Considering future scalability and the freedom to choose LLMs and their backends, using LangChain is probably the way to go. It has a slightly higher learning curve, though.

You are asking the model to behave like a database which is why it gives nonsense answers. LLMs are not designed to scan raw CSV rows or calculate averages on thousands of records. A better approach is to make the data indexable in a text database. Convert each row into a consistent text record and build a simple index. When the user asks a question you query the index first to get the numbers, then pass the result into the model so it can phrase the answer in natural language. This way the math stays correct and the model just handles how the answer is expressed.

1 Like

Thanks, I used LangChain and it performed worse than google flan t5 with returning error all the time :frowning:

1 Like

Oh I see…because ChatGPT and MS Copilot could answer questions on CSVs I uploaded so I thought of buildig a smart chatbot to query private databases on the go like carrying out conversations

1 Like

This applies to files other than CSV as well, but for an LLM to make appropriate inferences about files, you need to switch to using the right functions or classes for each file type to pass them to the LLM in the proper format. I think this is fundamentally the same for any RAG system like LangChain…

The conversion process—organizing and cleaning data through preprocessing to transform it into a format the LLM can understand—is more critical than the LLM’s inherent performance.

Even with commercial large-scale generative AI, I believe this functionality isn’t built into the neural network itself but is part of the program. (At present)

Here’s the actual approach for CSV files.

Other Rerousces

1 Like

WOW! :open_mouth:Thank you…looks like I have a looong way to go :face_with_peeking_eye:

1 Like

Yeah. If it’s only for specific CSV files, it probably isn’t that difficult. Like the chatbot Spaces above. The source code is simple.
However, when dealing with any CSV file, or PDFs, there are parts many people are still researching, and it’s often easier to do it in Python than to have an LLM handle it.:laughing: Computers are for calculations, after all…

Got it…by the way…would you have some other CSV examples for me to learn from based on free opensource LLMs that don’t require chargeable APIs like OpenAI? Can be quite costly for someone just starting out…

1 Like

some other CSV examples for me to learn from based on free opensource LLMs that don’t require chargeable APIs like OpenAI?

While searching for it is one approach, if you have a GPU or MacBook (MPS) even if it’s not top-of-the-line, you can just set up a small local OpenAI server using Ollama or similar.

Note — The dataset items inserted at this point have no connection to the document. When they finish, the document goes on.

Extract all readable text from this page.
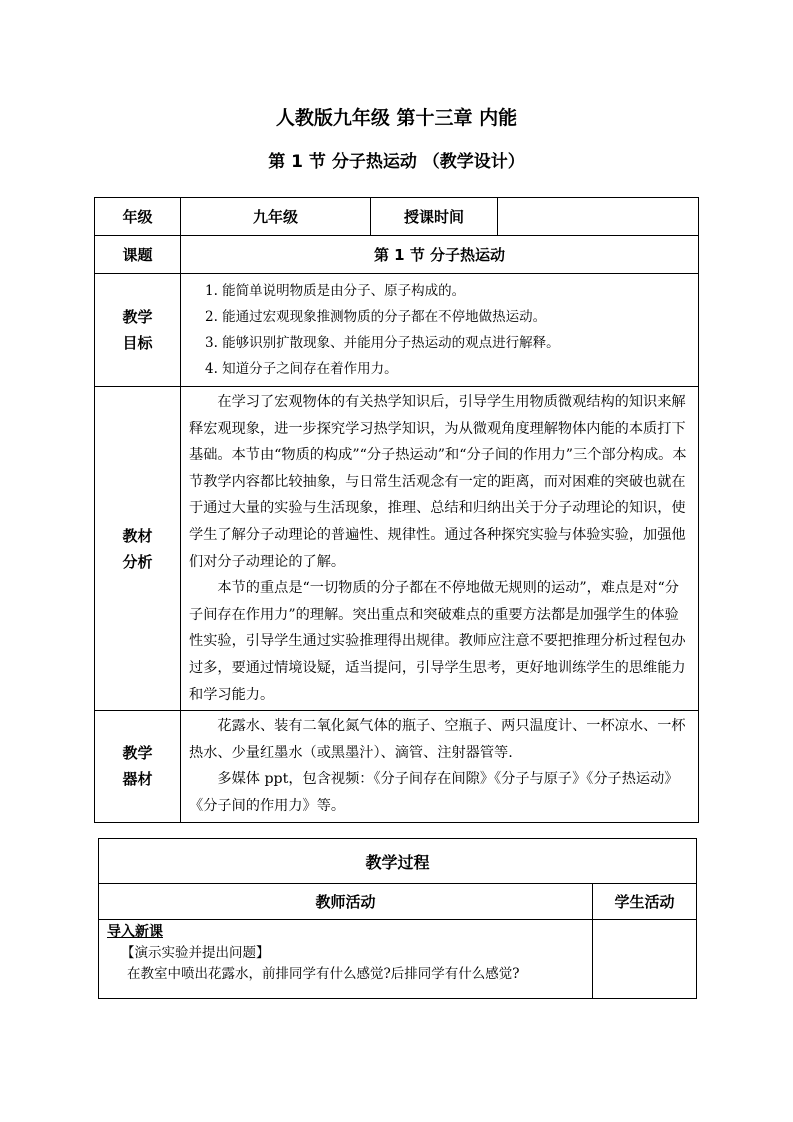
人教版九年级 第十三章 内能
第 1 节 分子热运动 （教学设计）
年级	九年级	授课时间	
课题	第 1 节 分子热运动		
教学目标	1. 能简单说明物质是由分子、原子构成的。
2. 能通过宏观现象推测物质的分子都在不停地做热运动。
3. 能够识别扩散现象、并能用分子热运动的观点进行解释。
4. 知道分子之间存在着作用力。		

教材分析	在学习了宏观物体的有关热学知识后，引导学生用物质微观结构的知识来解释宏观现象，进一步探究学习热学知识，为从微观角度理解物体内能的本质打下基础。本节由“物质的构成”“分子热运动”和“分子间的作用力”三个部分构成。本节教学内容都比较抽象，与日常生活观念有一定的距离，而对困难的突破也就在于通过大量的实验与生活现象，推理、总结和归纳出关于分子动理论的知识，使学生了解分子动理论的普遍性、规律性。通过各种探究实验与体验实验，加强他们对分子动理论的了解。

本节的重点是“一切物质的分子都在不停地做无规则的运动”，难点是对“分子间存在作用力”的理解。突出重点和突破难点的重要方法都是加强学生的体验性实验，引导学生通过实验推理得出规律。教师应注意不要把推理分析过程包办过多，要通过情境设疑，适当提问，引导学生思考，更好地训练学生的思维能力和学习能力。		

教学器材	花露水、装有二氧化氮气体的瓶子、空瓶子、两只温度计、一杯凉水、一杯热水、少量红墨水（或黑墨汁）、滴管、注射器管等.

多媒体 ppt，包含视频：《分子间存在间隙》《分子与原子》《分子热运动》《分子间的作用力》等。		

教学过程	
教师活动	学生活动

导入新课
【演示实验并提出问题】
在教室中喷出花露水，前排同学有什么感觉?后排同学有什么感觉?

Aside from electricity costs, it’s free, and you can switch to OpenAI models later. The only difference is whether you access it via localhost or the internet…

Ollama makes it easy to use the vast models on Hugging Face and automatically configures things like GPUs for most environments, so it’s recommended for beginners.

Alternatively, using Llama.cpp models via LangChain might also be a good option.